Monday, August 10, 2020

Typee by Herman Melville

 I went into this with trepidation. Melville has become my favorite writer over the last year or so as Moby Dick surpassed Pale Fire at the top of my list of novels and I’ve started to read other his works. His short stories are excellent and The Confidence Man really blew me away earlier this year. Given that, I was a little worried about this, his first book, part travelogue of his time spent with the indegenous people of a Polynesian island and part fictionalized account of the same. 

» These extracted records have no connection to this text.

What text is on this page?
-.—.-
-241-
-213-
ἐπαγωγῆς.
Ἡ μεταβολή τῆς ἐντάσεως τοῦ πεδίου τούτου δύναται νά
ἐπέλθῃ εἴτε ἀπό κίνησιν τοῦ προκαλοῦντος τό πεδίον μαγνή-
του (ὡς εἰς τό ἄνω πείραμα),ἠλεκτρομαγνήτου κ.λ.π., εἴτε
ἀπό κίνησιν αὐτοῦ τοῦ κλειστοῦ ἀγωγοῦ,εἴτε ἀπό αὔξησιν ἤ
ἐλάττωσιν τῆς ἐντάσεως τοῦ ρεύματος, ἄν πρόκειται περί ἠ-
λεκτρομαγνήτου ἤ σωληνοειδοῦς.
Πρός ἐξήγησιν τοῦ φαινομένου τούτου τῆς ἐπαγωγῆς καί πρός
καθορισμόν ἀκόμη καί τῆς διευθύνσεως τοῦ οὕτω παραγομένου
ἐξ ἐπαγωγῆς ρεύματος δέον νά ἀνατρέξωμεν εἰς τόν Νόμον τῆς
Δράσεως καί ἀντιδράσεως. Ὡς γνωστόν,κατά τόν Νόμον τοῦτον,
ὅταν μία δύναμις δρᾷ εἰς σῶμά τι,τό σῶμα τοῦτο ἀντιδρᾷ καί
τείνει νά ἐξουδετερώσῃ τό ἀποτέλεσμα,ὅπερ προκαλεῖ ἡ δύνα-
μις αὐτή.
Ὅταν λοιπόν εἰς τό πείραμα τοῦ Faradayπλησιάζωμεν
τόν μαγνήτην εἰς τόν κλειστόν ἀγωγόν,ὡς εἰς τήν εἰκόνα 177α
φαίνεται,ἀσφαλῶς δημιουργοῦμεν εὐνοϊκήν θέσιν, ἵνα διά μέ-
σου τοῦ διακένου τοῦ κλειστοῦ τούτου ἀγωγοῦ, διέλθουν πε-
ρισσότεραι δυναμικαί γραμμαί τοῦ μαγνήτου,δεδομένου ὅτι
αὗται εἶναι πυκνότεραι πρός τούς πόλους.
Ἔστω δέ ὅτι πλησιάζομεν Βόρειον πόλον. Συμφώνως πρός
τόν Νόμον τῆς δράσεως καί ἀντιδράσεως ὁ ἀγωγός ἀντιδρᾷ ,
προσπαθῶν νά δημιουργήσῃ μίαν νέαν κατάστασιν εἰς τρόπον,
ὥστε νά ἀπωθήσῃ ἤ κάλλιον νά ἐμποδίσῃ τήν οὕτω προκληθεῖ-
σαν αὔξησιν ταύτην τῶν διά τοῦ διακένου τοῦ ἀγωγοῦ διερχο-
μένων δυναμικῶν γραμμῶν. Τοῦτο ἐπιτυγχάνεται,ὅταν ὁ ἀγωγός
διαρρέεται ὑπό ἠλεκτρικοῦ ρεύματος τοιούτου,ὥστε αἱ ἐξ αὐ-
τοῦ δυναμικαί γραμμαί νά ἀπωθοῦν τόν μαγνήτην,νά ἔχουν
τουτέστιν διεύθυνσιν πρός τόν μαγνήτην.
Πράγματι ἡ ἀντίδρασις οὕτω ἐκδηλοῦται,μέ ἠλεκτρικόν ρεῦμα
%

While Melville does things like writing black dialog phonetically and using language that would never fly today, he seemed to genuinely value people of other cultures and treat them as equals. It is dangerous to and nearly impossible not to read contemporary mores onto works of the past. It’s difficult to escape your own ideology and assumptions. Some condemnation of past writers is completely justified; but it definitely needs to be placed as much as possible in historical context. For instance, Lovecraft, for all the things that are good in his work, was incredibly racist even by the standards of his own time. I was afraid that in getting to Melville’s debut work that I would find something so egregious that I’d have to adjust my reading of him.

I’m pleased to say that while he does use words like savages, I’m comfortable chalking that up to his being of the time in which he lived. While he didn’t have the language of post-colonialism, he definitely understood that the bulk of blame for problems between native populations and Europeans is properly placed on the latter. Melville returns to this idea several times throughout the course of the book, but this example from chapter four is representative: “It may be asserted without fear of contradictions that in all the cases of outrages committed by Polynesians, Europeans have at some time or other been the aggressors, and that the cruel and bloodthirsty disposition of some of the islanders is mainly to be ascribed to the influence of such examples.”

Once I was relieved on that front, I did mostly enjoy the book. Near the beginning, Melville and a friend jumped ship trying to get away from an overbearing captain and ended up living among the Typee, reputed to be cannibals, as a honored guest/prisoner. The book is enjoyable and I can understand why people in the 1840s made it a bestseller. That said, it suffers greatly in comparison to Moby Dick, The Confidence Man or most of the Piazza Stories. I’m glad I read it, but, unlike that later work, I am unlikely to read it multiple times.